O protecionismo na crise de 1929, segundo Marcelo Piancastelli, fez a recessão nos Estados Unidos durar dez anos. E agravou a situação de outras nações, que não puderam pagar aos Estados Unidos dívidas contraídas na Primeira Grande Guerra. A medida adotada na época provocou retaliações protecionistas de um grande número de países em todo o mundo. "O protecionismo privou os Estados Unidos de mercados antes conquistados e aprofundou a recessão. A França e a Itália impuseram tarifas para os automóveis americanos, Austrália e Índia impuseram novas tarifas para produtos americanos. O Canadá elevou suas tarifas três vezes. A Suíça boicotou importações americanas", relata Piancastelli.

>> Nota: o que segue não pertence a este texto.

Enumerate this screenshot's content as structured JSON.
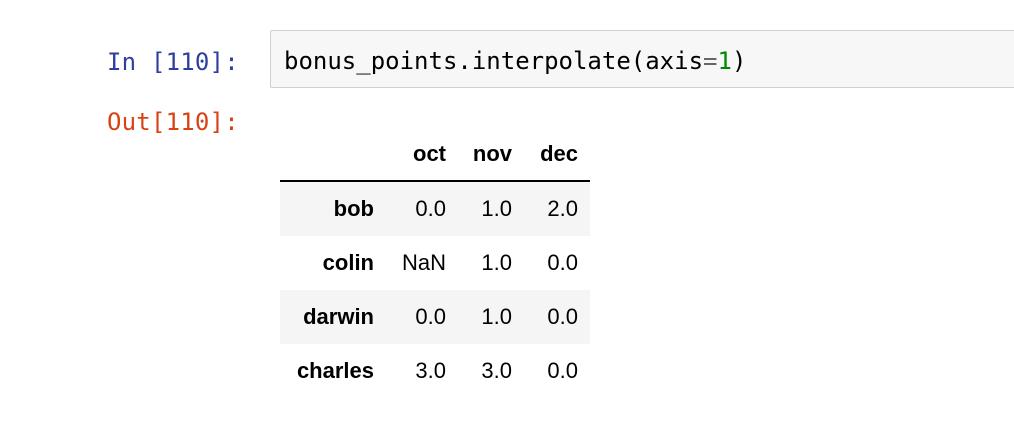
{
  "input_cell": {
    "prompt": "In [110]:",
    "code": {
      "before": "bonus_points.interpolate(axis",
      "op": "=",
      "number": "1",
      "after": ")"
    }
  },
  "output_cell": {
    "prompt": "Out[110]:",
    "table": {
      "index_header": "",
      "columns": [
        "oct",
        "nov",
        "dec"
      ],
      "rows": [
        {
          "index": "bob",
          "values": [
            "0.0",
            "1.0",
            "2.0"
          ]
        },
        {
          "index": "colin",
          "values": [
            "NaN",
            "1.0",
            "0.0"
          ]
        },
        {
          "index": "darwin",
          "values": [
            "0.0",
            "1.0",
            "0.0"
          ]
        },
        {
          "index": "charles",
          "values": [
            "3.0",
            "3.0",
            "0.0"
          ]
        }
      ]
    }
  },
  "colors": {
    "in_prompt": "#303f9f",
    "out_prompt": "#d84315",
    "input_bg": "#f7f7f7",
    "input_border": "#cfcfcf",
    "stripe": "#f5f5f5"
  }
}
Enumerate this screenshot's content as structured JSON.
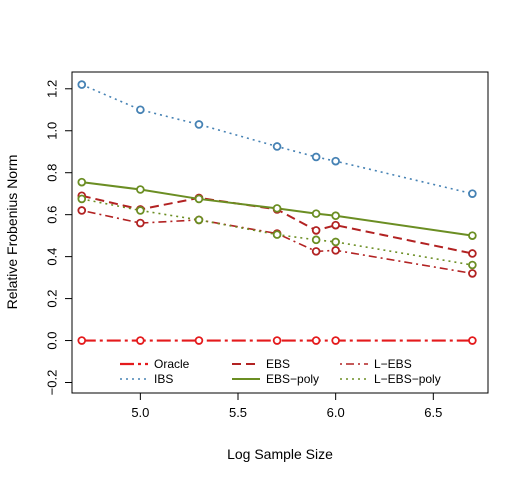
{
  "chart_data": {
    "type": "line",
    "title": "",
    "xlabel": "Log Sample Size",
    "ylabel": "Relative Frobenius Norm",
    "xlim": [
      4.65,
      6.78
    ],
    "ylim": [
      -0.25,
      1.28
    ],
    "grid": false,
    "legend_position": "bottom-inside",
    "x_ticks": [
      5.0,
      5.5,
      6.0,
      6.5
    ],
    "x_tick_labels": [
      "5.0",
      "5.5",
      "6.0",
      "6.5"
    ],
    "y_ticks": [
      -0.2,
      0.0,
      0.2,
      0.4,
      0.6,
      0.8,
      1.0,
      1.2
    ],
    "y_tick_labels": [
      "−0.2",
      "0.0",
      "0.2",
      "0.4",
      "0.6",
      "0.8",
      "1.0",
      "1.2"
    ],
    "x": [
      4.7,
      5.0,
      5.3,
      5.7,
      5.9,
      6.0,
      6.7
    ],
    "series": [
      {
        "name": "Oracle",
        "color": "#e41a1c",
        "dash": "longdash-dot",
        "width": 2.2,
        "values": [
          0.0,
          0.0,
          0.0,
          0.0,
          0.0,
          0.0,
          0.0
        ]
      },
      {
        "name": "IBS",
        "color": "#4682b4",
        "dash": "dotted",
        "width": 1.6,
        "values": [
          1.22,
          1.1,
          1.03,
          0.925,
          0.875,
          0.855,
          0.7
        ]
      },
      {
        "name": "EBS",
        "color": "#b22222",
        "dash": "dashed",
        "width": 2.0,
        "values": [
          0.69,
          0.625,
          0.68,
          0.625,
          0.525,
          0.55,
          0.415
        ]
      },
      {
        "name": "EBS−poly",
        "color": "#6b8e23",
        "dash": "solid",
        "width": 2.0,
        "values": [
          0.755,
          0.72,
          0.675,
          0.63,
          0.605,
          0.595,
          0.5
        ]
      },
      {
        "name": "L−EBS",
        "color": "#b22222",
        "dash": "dotdash",
        "width": 1.6,
        "values": [
          0.62,
          0.56,
          0.575,
          0.51,
          0.425,
          0.43,
          0.32
        ]
      },
      {
        "name": "L−EBS−poly",
        "color": "#6b8e23",
        "dash": "dotted",
        "width": 1.6,
        "values": [
          0.675,
          0.62,
          0.575,
          0.505,
          0.48,
          0.47,
          0.36
        ]
      }
    ]
  }
}
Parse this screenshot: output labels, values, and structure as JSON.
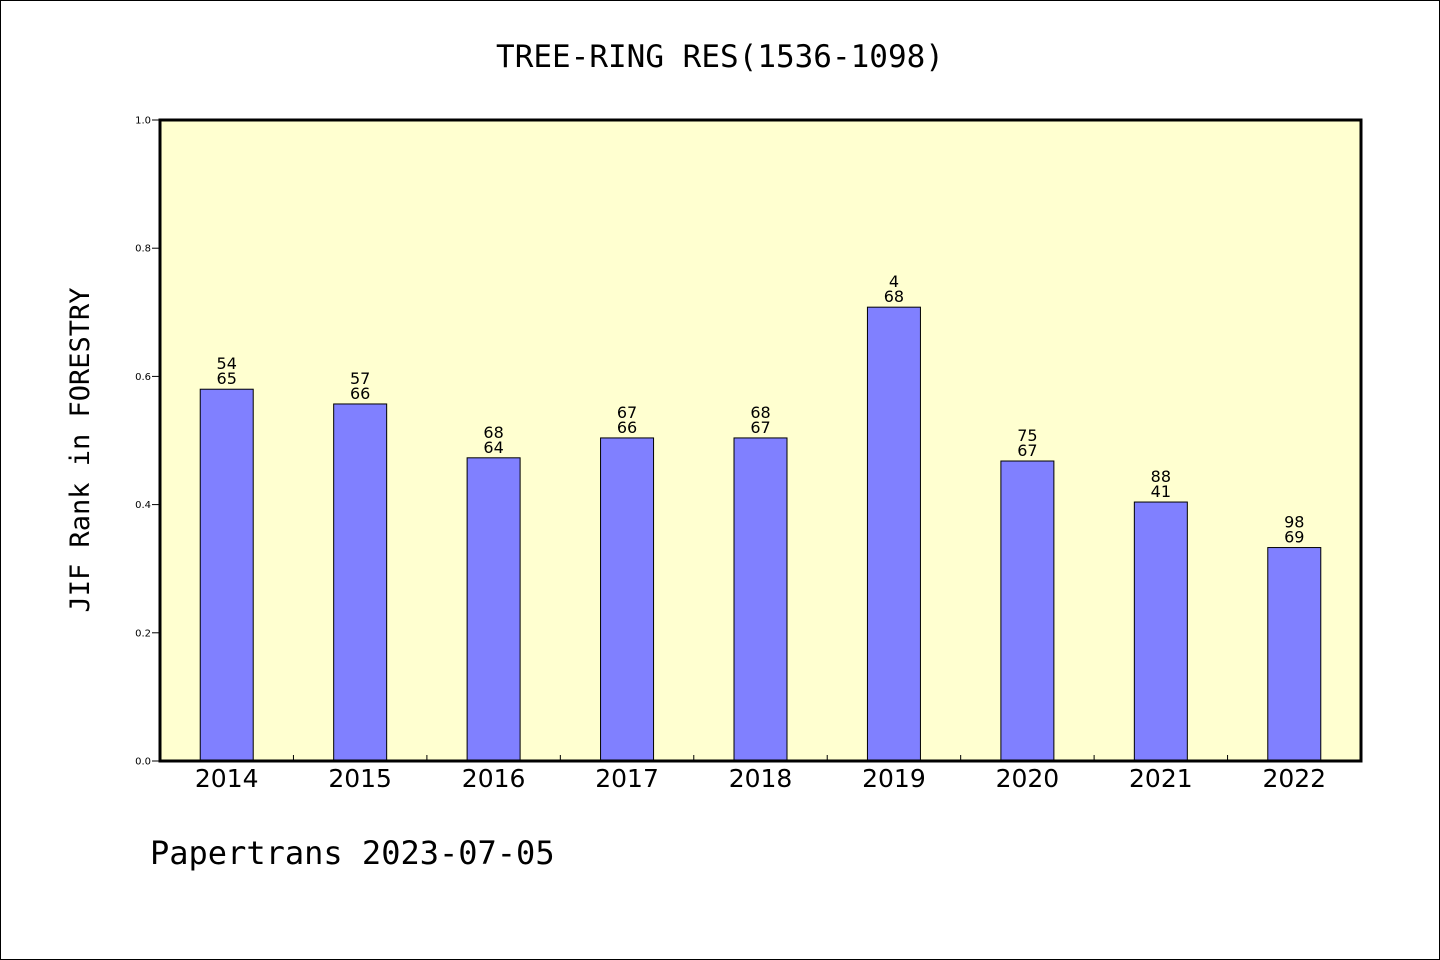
{
  "chart_data": {
    "type": "bar",
    "title": "TREE-RING RES(1536-1098)",
    "ylabel": "JIF Rank in FORESTRY",
    "xlabel": "",
    "categories": [
      "2014",
      "2015",
      "2016",
      "2017",
      "2018",
      "2019",
      "2020",
      "2021",
      "2022"
    ],
    "values": [
      0.58,
      0.557,
      0.473,
      0.504,
      0.504,
      0.708,
      0.468,
      0.404,
      0.333
    ],
    "bar_labels": [
      [
        "54",
        "65"
      ],
      [
        "57",
        "66"
      ],
      [
        "68",
        "64"
      ],
      [
        "67",
        "66"
      ],
      [
        "68",
        "67"
      ],
      [
        "4",
        "68"
      ],
      [
        "75",
        "67"
      ],
      [
        "88",
        "41"
      ],
      [
        "98",
        "69"
      ]
    ],
    "ylim": [
      0,
      1.0
    ],
    "yticks": [
      "0.0",
      "0.2",
      "0.4",
      "0.6",
      "0.8",
      "1.0"
    ],
    "grid": false,
    "colors": {
      "plot_background": "#ffffd0",
      "bar_fill": "#8080ff",
      "bar_edge": "#000000"
    }
  },
  "footer": "Papertrans 2023-07-05"
}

"Isso é muito ruim, porque o comércio internacional é uma divisão internacional do trabalho", lembra o ministro Cozendey. A produção econômica depende das trocas internacionais, inclusive no suprimento de insumos e matérias primas para a indústria. "Se você interrompe isso, tem uma queda geral da própria capacidade de produzir, porque ninguém é totalmente autônomo", explica o chefe do Departamento Econômico do Ministério das Relações Exteriores. Além das regras da OMC, ele avalia que a própria internacionalização da economia, com a divisão internacional do trabalho, pode ser um freio ao protecionismo: "Hoje você tem os circuitos mundiais de produção, as empresas produzem uma peça, exportam para outro país e juntam (montam) e exportam para um terceiro. As empresas não podem simplesmente de uma hora para outra se desfazer de todos esses circuitos de produção."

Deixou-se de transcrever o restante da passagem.